If Agent Carter had been involved with the suffragette movement I can’t help thinking the vote would have come a lot sooner because within the space of only five episodes Peggy has managed to go from being patronised and ignored by the rest of the SSR, to being invited out for an after-work drink with the boys.
To be fair, Agent Thompson’s invitation comes at the end of a particularly hard day at the office. Peggy’s former life fighting alongside the Howling Commandos comes into play, as she is able to call on their assistance to help an SSR team on a covert mission to an apparently abandoned institution in the Russian wilderness. There they find, in no particular order, two kidnapped scientists, several armed guards, and a child assassin.
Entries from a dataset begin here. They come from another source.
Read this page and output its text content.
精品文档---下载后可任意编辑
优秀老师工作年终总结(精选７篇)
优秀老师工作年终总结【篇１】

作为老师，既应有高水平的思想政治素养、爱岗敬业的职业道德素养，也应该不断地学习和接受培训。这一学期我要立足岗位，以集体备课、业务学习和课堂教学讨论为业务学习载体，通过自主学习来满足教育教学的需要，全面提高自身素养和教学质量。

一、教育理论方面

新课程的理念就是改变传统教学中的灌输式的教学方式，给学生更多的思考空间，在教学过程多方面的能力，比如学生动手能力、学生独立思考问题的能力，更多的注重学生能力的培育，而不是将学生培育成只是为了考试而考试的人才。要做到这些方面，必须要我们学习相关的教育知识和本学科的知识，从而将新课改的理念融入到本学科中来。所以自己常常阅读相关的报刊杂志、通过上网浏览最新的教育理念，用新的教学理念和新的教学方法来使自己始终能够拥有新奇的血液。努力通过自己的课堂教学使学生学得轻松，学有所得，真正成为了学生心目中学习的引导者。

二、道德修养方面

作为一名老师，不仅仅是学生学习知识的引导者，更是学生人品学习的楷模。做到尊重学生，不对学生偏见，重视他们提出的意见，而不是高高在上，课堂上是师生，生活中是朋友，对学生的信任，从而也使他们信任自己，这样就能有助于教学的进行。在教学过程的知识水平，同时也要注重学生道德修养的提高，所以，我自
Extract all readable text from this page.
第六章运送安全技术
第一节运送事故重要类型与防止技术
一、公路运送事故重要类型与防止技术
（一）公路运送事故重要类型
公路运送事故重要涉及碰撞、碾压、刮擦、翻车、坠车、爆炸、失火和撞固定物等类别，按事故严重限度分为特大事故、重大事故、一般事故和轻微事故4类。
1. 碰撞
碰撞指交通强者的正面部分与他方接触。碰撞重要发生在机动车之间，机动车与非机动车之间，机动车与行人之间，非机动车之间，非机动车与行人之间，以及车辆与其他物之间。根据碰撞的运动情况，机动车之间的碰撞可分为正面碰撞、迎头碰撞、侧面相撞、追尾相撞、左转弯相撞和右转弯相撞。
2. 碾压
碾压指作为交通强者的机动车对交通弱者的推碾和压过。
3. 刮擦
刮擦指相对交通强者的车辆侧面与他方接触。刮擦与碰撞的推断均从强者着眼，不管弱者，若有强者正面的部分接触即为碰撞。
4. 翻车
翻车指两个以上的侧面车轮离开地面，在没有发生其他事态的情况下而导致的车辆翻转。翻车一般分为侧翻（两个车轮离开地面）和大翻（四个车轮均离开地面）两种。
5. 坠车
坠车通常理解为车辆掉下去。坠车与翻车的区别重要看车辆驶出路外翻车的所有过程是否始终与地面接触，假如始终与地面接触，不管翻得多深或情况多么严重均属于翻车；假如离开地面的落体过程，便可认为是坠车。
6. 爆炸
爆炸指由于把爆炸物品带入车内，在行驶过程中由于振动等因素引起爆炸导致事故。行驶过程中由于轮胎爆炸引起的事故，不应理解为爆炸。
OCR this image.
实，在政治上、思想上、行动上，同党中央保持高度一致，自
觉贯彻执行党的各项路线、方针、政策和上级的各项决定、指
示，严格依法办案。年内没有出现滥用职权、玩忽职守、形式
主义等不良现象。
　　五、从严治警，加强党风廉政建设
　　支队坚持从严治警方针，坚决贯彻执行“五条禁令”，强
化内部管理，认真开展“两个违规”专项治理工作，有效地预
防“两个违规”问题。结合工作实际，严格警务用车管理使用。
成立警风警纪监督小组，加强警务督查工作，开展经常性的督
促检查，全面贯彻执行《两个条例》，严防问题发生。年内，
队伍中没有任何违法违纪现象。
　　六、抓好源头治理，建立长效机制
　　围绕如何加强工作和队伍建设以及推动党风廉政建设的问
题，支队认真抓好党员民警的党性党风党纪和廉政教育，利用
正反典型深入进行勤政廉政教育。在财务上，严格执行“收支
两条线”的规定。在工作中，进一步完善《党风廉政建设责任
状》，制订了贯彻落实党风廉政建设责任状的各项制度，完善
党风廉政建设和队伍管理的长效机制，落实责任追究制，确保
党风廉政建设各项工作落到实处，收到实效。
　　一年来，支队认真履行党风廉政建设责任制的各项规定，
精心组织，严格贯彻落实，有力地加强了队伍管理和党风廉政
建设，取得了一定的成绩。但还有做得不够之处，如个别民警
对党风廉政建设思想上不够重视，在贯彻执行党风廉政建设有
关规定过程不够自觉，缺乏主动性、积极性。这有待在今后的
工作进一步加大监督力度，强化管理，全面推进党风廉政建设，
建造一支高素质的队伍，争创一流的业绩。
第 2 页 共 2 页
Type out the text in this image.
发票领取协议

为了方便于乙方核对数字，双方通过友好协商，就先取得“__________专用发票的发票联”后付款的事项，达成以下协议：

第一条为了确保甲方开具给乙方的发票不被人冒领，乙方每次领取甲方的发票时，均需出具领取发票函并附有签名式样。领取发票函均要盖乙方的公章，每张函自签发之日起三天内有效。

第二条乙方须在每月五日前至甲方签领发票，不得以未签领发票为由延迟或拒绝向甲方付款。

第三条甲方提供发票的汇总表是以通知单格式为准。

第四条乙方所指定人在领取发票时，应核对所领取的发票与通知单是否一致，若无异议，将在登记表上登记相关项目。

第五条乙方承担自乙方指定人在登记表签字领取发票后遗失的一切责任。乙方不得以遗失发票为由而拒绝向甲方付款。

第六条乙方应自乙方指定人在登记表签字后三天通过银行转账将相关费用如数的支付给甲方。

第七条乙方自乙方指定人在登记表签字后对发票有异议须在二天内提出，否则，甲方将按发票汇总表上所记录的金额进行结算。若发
This last takes the team by surprise rather more than it does the audience – because we’ve been here already. In a quietly disturbing sequence at the start of the episode we flash back to 1937, with children living in the building, an uncomfortable combination of orphanage, prison, and brainwashing facility.
The children are handcuffed to their beds at night, one assumes to prevent escape. And they are taught not just to fight but to kill – the scene ends with one girl vanquishing her opponent, and being given the instruction to finish the job. With a twist of the neck, it’s done.
We’ve been here before too. The child, now grown, is Dorothy Underwood (Bridget Regan) who is Peggy’s neighbour at The Griffith and who last week broke the neck of Mr Mink without a moment’s hesitation. In a neat parallel to events in Russia, as we see Peggy and her colleagues entering the Soviet institution that was formerly Dot’s home, we also see Dot breaking into Peggy’s current home for a nose around.
Unexpectedly allowed out of the office, Peggy really comes into her own and there’s an obvious contrast between the treatment she receives from her present day SSR colleagues and her former wartime squad mates. Hayley Attwell continues to be outstanding in the title role and here gives a beautifully subtle performance – in the company of the fighting men, treated with respect and as an equal, she is more comfortable and free, both in her behaviour and in her language.
Once again, we find that nobody is quite what they seem. Agent Thompson in particular reveals more about himself than we had previously suspected. Twice in fact – first he is coaxed into telling the story of how he earned the Navy Cross by preventing some Japanese soldiers sneaking into his camp and slitting his CO’s throat; and later, having only survived the trip to Russia thanks to Peggy, he confesses the real truth: the Japanese had entered the camp to surrender, but he didn’t realise until it was just too late.
It’s hard not to feel something of “there but for the grace of God” on hearing the confession, and the writing is sparse and effective – no long-winded emotional angst, it’s all there in the performance and the line, “I buried the white flag before anybody else saw it.”
In fact it’s a good episode all round. The SSR team all get the chance to do something a little different: Carter and Thompson get a trip to Russia and the opportunity to get shot at; Chief Dooley gets to do a little hands-on investigating as he begins to suspect that somebody may be framing Howard Stark; and Sousa not only gets to see Peggy half undressed, he also spots the distinctive bullet wound scarring on her shoulder that matches with the ‘mystery woman’ in his photos of episode one…
The story as a whole is beginning to take shape now, which with only three episodes remaining is probably just as well. One of the scientists rescued from Russia (Ralph Brown gamely wrestling with his accent) confirms that Howard Stark has not been involved, merely his stolen designs; the Soviet base is clearly linked to the placing of ‘Dottie’ at The Griffith; and the suggestion of a conspiracy to frame Howard is coming to the fore.
Aired at 9pm on Sunday 9 August 2015 on Fox.